This is not going to go over well…
Turns out that Seattle Symphony Orchestra is having great success with its new outside sales initiative.
SSO’s “Corporate and Concierge Accounts Manager,” Gerry Kunkel, has been reaching out to corporations, hotels, condominiums and apartment buildings where he’s signed up about 70 companies, 30 residential buildings, and most downtown hotels, bringing in ticket sales of $177,000 – more than enough to justify his salary. (Read more about it here.)
Yes, dear friends, sales – the most abhorrent practice in arts administration – has reared its ugly head as an effective way to build audiences. This gruesome turn of events suggests that arts organizations that have sensibly eschewed sales in favor of the more genteel “audience development” will now have to hire actual sales professionals and send them out into the marketplace to engage with resellers, influencers, destination partners and other third-party businesses in their communities.
Now, this isn’t some low-level hold-your-nose-and-pretend-it-doesn’t-exist sales like telemarketing or group sales. This is real, executive-level sales where mature, professional, fully empowered representatives of the organization will go out into the business world (just like development execs are supposed to do), meet with key figures in real-estate, human resources, hospitality, tourism and destination management, and work out ways to cut mutually beneficial ticket sales deals.
And if that’s not scary enough, sales is going to become a senior management function. We’re going to have to give these people offices, pass them in the hallways and let them come to staff meetings. Staff meetings! They’re going to sit there and talk about sales right in front of us and expect us to listen as if sales is a perfectly normal thing for arts organizations to be doing. Can you imagine? Might as well put used cars in the lobby and let them talk about selling those, too.
But it gets even worse. These sales people are going to ask us to change the way we do business. We sell directly to patrons – which is only fitting and proper – but they’re going to want us to sell to businesses that resell to other people and this is a nightmare. These third-party business buyers aren’t like us; they’re in it for the money. They’re going to want a cut of the take and they’re going to ask for direct access to quality ticket inventory. Try telling your ticketing system developers you need to manage third-party reseller accounts with wholesale rates, back-end commissions and the ability to sell out of live inventory from remote desktop box offices and their heads will explode. Trust me. Trying to find new ways to sell tickets is the last thing your ticketing software provider wants your arts organization to be doing. It is far, far easier not to sell tickets than it is to change ticketing systems to accommodate new ways of selling tickets.

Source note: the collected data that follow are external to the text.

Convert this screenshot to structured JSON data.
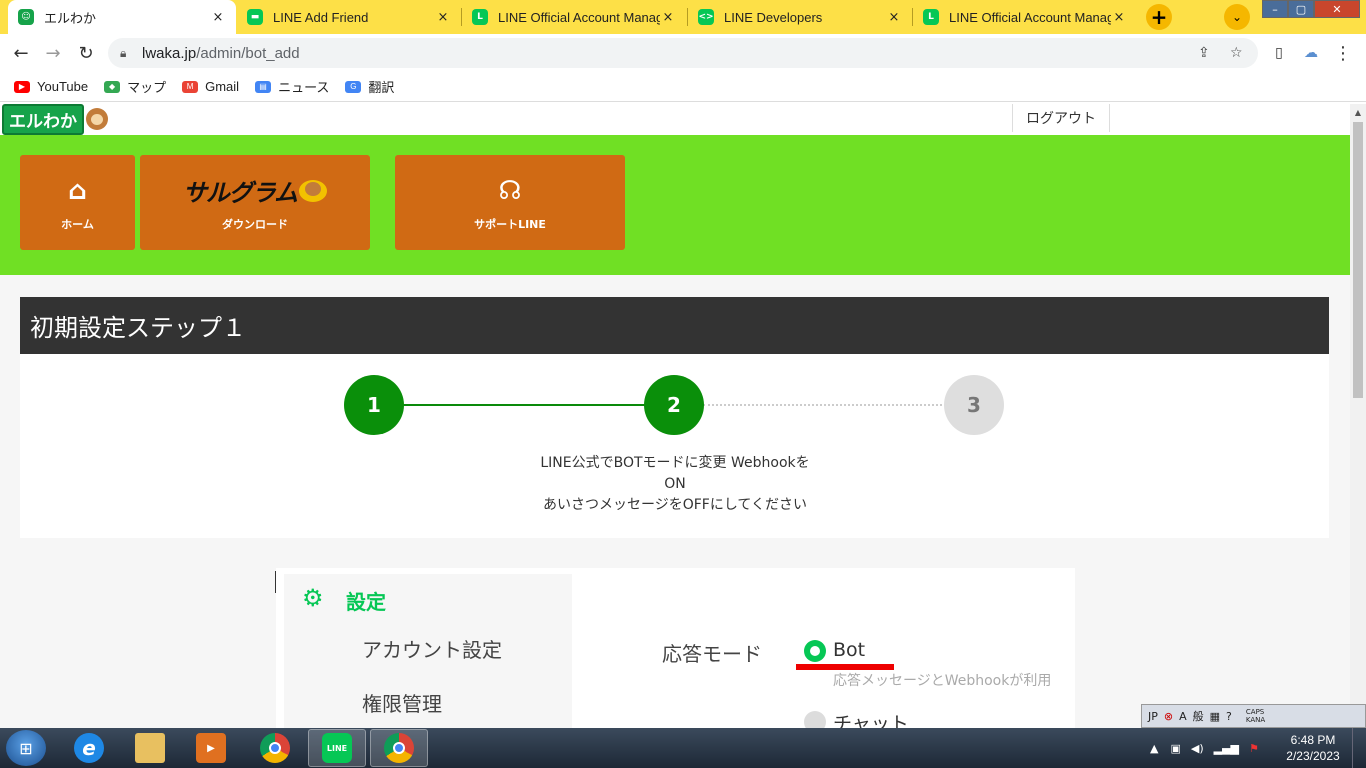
{
  "browser": {
    "tabs": [
      {
        "title": "エルわか",
        "favicon": "robot-favicon",
        "color": "#16a34a",
        "active": true
      },
      {
        "title": "LINE Add Friend",
        "favicon": "line-favicon",
        "color": "#06c755",
        "active": false
      },
      {
        "title": "LINE Official Account Manager",
        "favicon": "line-oa-favicon",
        "color": "#06c755",
        "active": false
      },
      {
        "title": "LINE Developers",
        "favicon": "code-favicon",
        "color": "#06c755",
        "active": false
      },
      {
        "title": "LINE Official Account Manager",
        "favicon": "line-oa-favicon",
        "color": "#06c755",
        "active": false
      }
    ],
    "close_glyph": "×",
    "new_tab_glyph": "+",
    "tab_search_glyph": "⌄",
    "window_controls": [
      "–",
      "▢",
      "✕"
    ],
    "url_host": "lwaka.jp",
    "url_path": "/admin/bot_add",
    "bookmarks": [
      {
        "label": "YouTube",
        "icon": "youtube-icon",
        "color": "#ff0000"
      },
      {
        "label": "マップ",
        "icon": "maps-icon",
        "color": "#34a853"
      },
      {
        "label": "Gmail",
        "icon": "gmail-icon",
        "color": "#ea4335"
      },
      {
        "label": "ニュース",
        "icon": "news-icon",
        "color": "#4285f4"
      },
      {
        "label": "翻訳",
        "icon": "translate-icon",
        "color": "#4285f4"
      }
    ]
  },
  "site": {
    "logo_text": "エルわか",
    "logout_label": "ログアウト",
    "menu": [
      {
        "label": "ホーム",
        "icon": "home-icon",
        "glyph": "⌂"
      },
      {
        "label": "ダウンロード",
        "icon": "sarugram-logo",
        "logo_text": "サルグラム"
      },
      {
        "label": "サポートLINE",
        "icon": "headset-icon",
        "glyph": "☊"
      }
    ],
    "accent_green": "#70e024",
    "menu_orange": "#d06a14"
  },
  "page": {
    "step_title": "初期設定ステップ１",
    "steps": [
      {
        "number": "1",
        "state": "done"
      },
      {
        "number": "2",
        "state": "current"
      },
      {
        "number": "3",
        "state": "pending"
      }
    ],
    "instruction_lines": [
      "LINE公式でBOTモードに変更 Webhookを",
      "ON",
      "あいさつメッセージをOFFにしてください"
    ]
  },
  "screenshot": {
    "section_title": "設定",
    "sidebar_items": [
      "アカウント設定",
      "権限管理"
    ],
    "mode_label": "応答モード",
    "options": [
      {
        "label": "Bot",
        "selected": true
      },
      {
        "label": "チャット",
        "selected": false
      }
    ],
    "note": "応答メッセージとWebhookが利用"
  },
  "ime": {
    "items": [
      "JP",
      "A",
      "般"
    ],
    "caps": "CAPS",
    "kana": "KANA"
  },
  "taskbar": {
    "apps": [
      {
        "name": "internet-explorer",
        "label": "e",
        "color": "#1e88e5"
      },
      {
        "name": "file-explorer",
        "label": "",
        "color": "#e8c060"
      },
      {
        "name": "media-player",
        "label": "▶",
        "color": "#e07020"
      },
      {
        "name": "chrome",
        "label": "",
        "color": "#db4437"
      },
      {
        "name": "line",
        "label": "LINE",
        "color": "#06c755"
      },
      {
        "name": "chrome-active",
        "label": "",
        "color": "#db4437"
      }
    ],
    "time": "6:48 PM",
    "date": "2/23/2023"
  }
}
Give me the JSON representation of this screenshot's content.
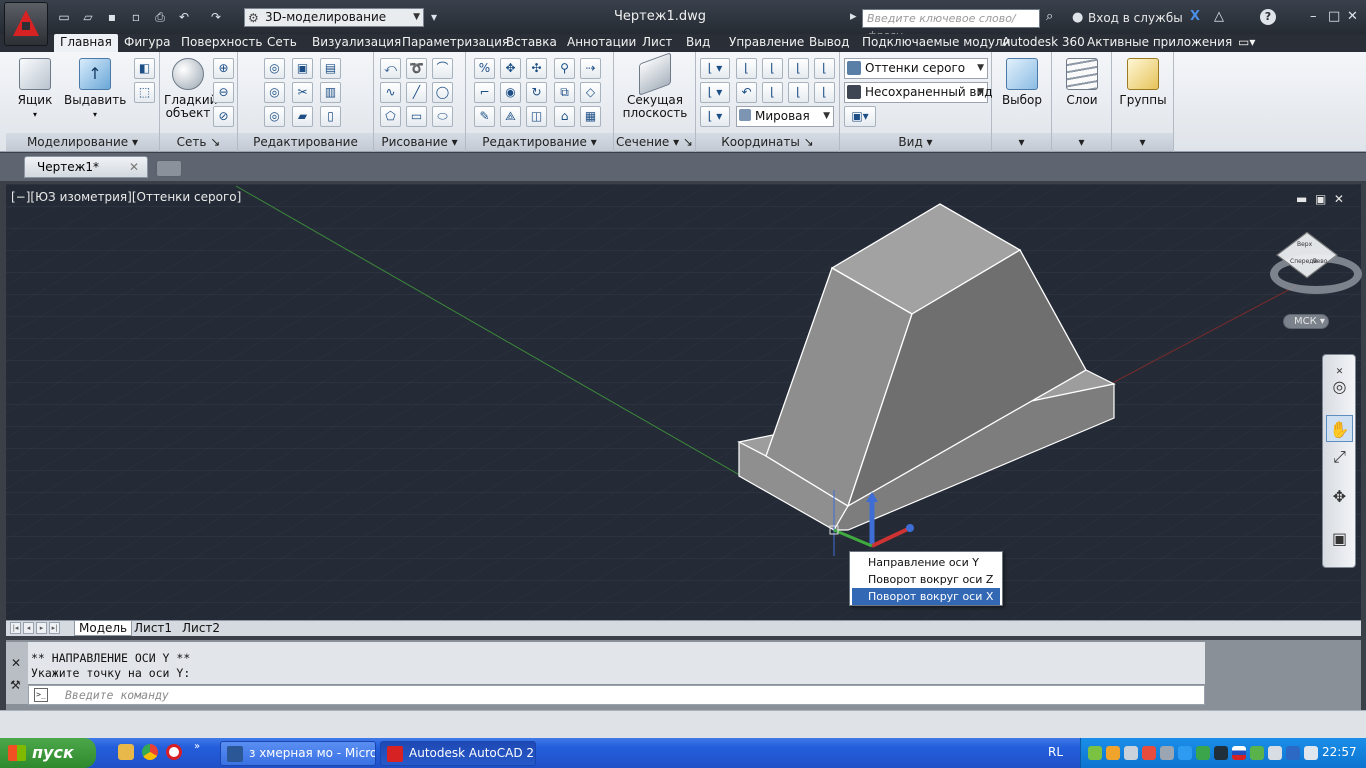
{
  "title_bar": {
    "doc_title": "Чертеж1.dwg",
    "workspace": "3D-моделирование",
    "search_placeholder": "Введите ключевое слово/фразу",
    "signin": "Вход в службы"
  },
  "ribbon_tabs": [
    "Главная",
    "Фигура",
    "Поверхность",
    "Сеть",
    "Визуализация",
    "Параметризация",
    "Вставка",
    "Аннотации",
    "Лист",
    "Вид",
    "Управление",
    "Вывод",
    "Подключаемые модули",
    "Autodesk 360",
    "Активные приложения"
  ],
  "ribbon": {
    "box_label": "Ящик",
    "extrude_label": "Выдавить",
    "smooth_object_label": "Гладкий\nобъект",
    "section_plane_label": "Секущая\nплоскость",
    "visual_style": "Оттенки серого",
    "view_state": "Несохраненный вид",
    "coord_system": "Мировая",
    "selection_label": "Выбор",
    "layers_label": "Слои",
    "groups_label": "Группы",
    "panels": [
      "Моделирование",
      "Сеть",
      "Редактирование тела",
      "Рисование",
      "Редактирование",
      "Сечение",
      "Координаты",
      "Вид"
    ]
  },
  "doc_tab": "Чертеж1*",
  "viewport": {
    "label": "[−][ЮЗ изометрия][Оттенки серого]",
    "wcs": "МСК",
    "viewcube_faces": [
      "Верх",
      "Спереди",
      "Лево"
    ]
  },
  "context_menu": {
    "items": [
      "Направление оси Y",
      "Поворот вокруг оси Z",
      "Поворот вокруг оси X"
    ],
    "highlighted_index": 2
  },
  "layout_tabs": [
    "Модель",
    "Лист1",
    "Лист2"
  ],
  "command": {
    "history_line1": "** НАПРАВЛЕНИЕ ОСИ Y **",
    "history_line2": "Укажите точку на оси Y:",
    "input_placeholder": "Введите команду"
  },
  "taskbar": {
    "start_label": "пуск",
    "tasks": [
      "з хмерная мо - Micro...",
      "Autodesk AutoCAD 2..."
    ],
    "lang": "RL",
    "clock": "22:57"
  },
  "colors": {
    "viewport_bg": "#252b36",
    "accent_red": "#d62222",
    "menu_highlight": "#3368b4",
    "xp_blue": "#245edb"
  }
}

But the most horrific part of this whole mess is that these sales people will be spending an awful lot of time out in the community talking to common people, listening to their needs and desires and trying to gain insight into their thoughts, feelings and motivations. Then they’re going to waltz back in to our conference rooms and tell us we need to be more tuned in to what people on the outside care about – like we don’t already know what those people are supposed to care about. It’s our job to tell them what’s valuable and important; they don’t tell us.
If you’re like most arts professionals, you understand intuitively that sales is beneath us. That it threatens our elevated status. That the work we do is too valuable and important to have to be sold. Sales brings us down to the level of the customers and we don’t belong there. We’re better than they are. Our job is to beckon from on high, champion our superior artistic and organizational attributes and pull as many people up to our level as possible. The entire history of arts communications is an expression of this model.
Accepting sales is the same thing as admitting that we’re somehow dependent on customers – that our value, relevance and sustainability is somehow tied to our communities. It’s almost like saying that we need these people, which is, of course, ridiculous. Everyone knows they need us. They just don’t know it. The only reason we need them is to keep the doors open so we can continue trying to satisfy needs they don’t know they have.
I don’t know about you, but I’m inclined to think that filling theaters, concert halls and galleries with new paying audiences is an awfully high price to pay just to keep us from going out of business.